The head architect of Casagrande Laboratory explained that, contrary to popular belief, cities do have lots of space to live in. It’s just that these remaining open areas are utilised by cars, and not people.
So he came up with ‘Tikku’, a three-story micro-apartment that measures just 8.2 feet by 16.4 feet, or a space that’s a little bigger than your typical parking spot.
It’s assembled out of CLT cross-laminated timber modules that work like massive LEGO blocks. Simply install a sandbox as the base – instead of digging and constructing a foundation – then connect the pieces overnight. The light and flexible material provides better protection against earthquakes, yet is still thick enough to insulate the home during winter.

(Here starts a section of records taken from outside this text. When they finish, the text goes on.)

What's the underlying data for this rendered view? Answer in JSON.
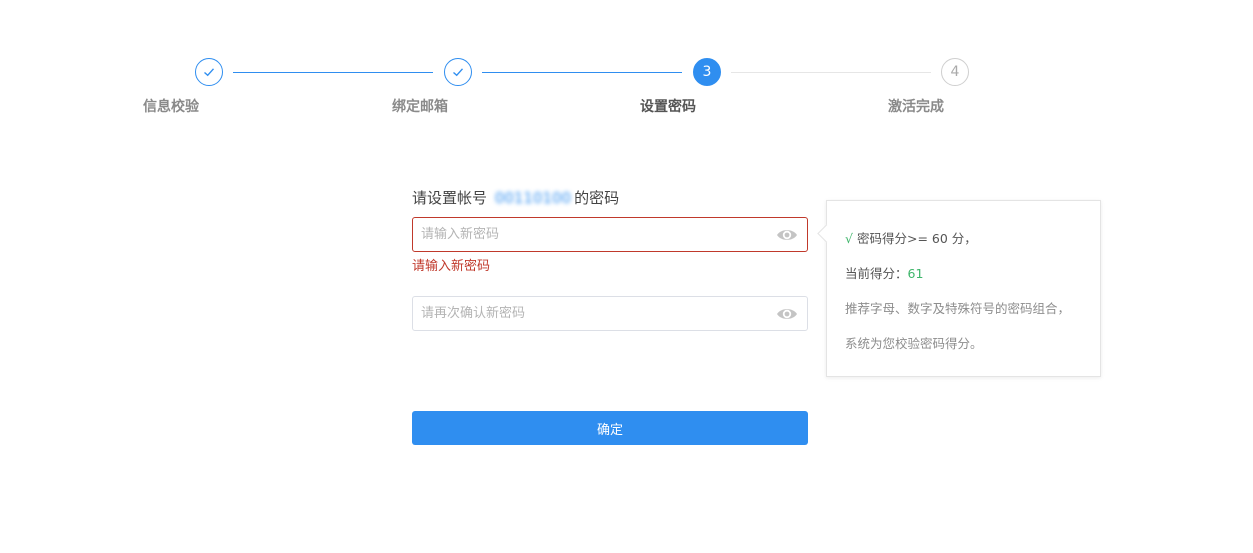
{
  "stepper": {
    "steps": [
      {
        "label": "信息校验",
        "state": "done",
        "number": "1"
      },
      {
        "label": "绑定邮箱",
        "state": "done",
        "number": "2"
      },
      {
        "label": "设置密码",
        "state": "active",
        "number": "3"
      },
      {
        "label": "激活完成",
        "state": "pending",
        "number": "4"
      }
    ]
  },
  "form": {
    "title_prefix": "请设置帐号",
    "account": "00110100",
    "title_suffix": "的密码",
    "new_password": {
      "value": "",
      "placeholder": "请输入新密码"
    },
    "new_password_error": "请输入新密码",
    "confirm_password": {
      "value": "",
      "placeholder": "请再次确认新密码"
    },
    "submit_label": "确定"
  },
  "tip": {
    "check_mark": "√",
    "rule": "密码得分>= 60 分，",
    "current_score_label": "当前得分：",
    "current_score": "61",
    "hint1": "推荐字母、数字及特殊符号的密码组合，",
    "hint2": "系统为您校验密码得分。"
  },
  "colors": {
    "primary": "#2f8ef0",
    "error": "#c0392b",
    "success": "#3eb56a"
  }
}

Tikku is divided into three sections: an office, a bedroom, and a greenhouse. While it does provide creature comforts like dry toilets and solar electricity, it does not have a kitchen or running water (yet). Casagrande defends that anyone can access these amenities at public places like gyms.
He also stated that he’s now working on more prototype designs to address these concerns, as well as suit different personal needs.
“I want to mass-produce Tikkus in different combinations,” Casagrande told Fast Company. “It’s very easy to make very different modules. You can choose what is the best combination for you: If you want two floors for living, or a kitchen unit, or a sauna, or a place for yoga or a place for a small shop downstairs, and so on.”
Casagrande Laboratory has already received orders to build the houses, which cost on average US$40,000 (or AUS$51,000).
If you’d like to see Tikku for yourself, a prototype was made for Helsinki Design Week and is currently on display at Helsinki Square.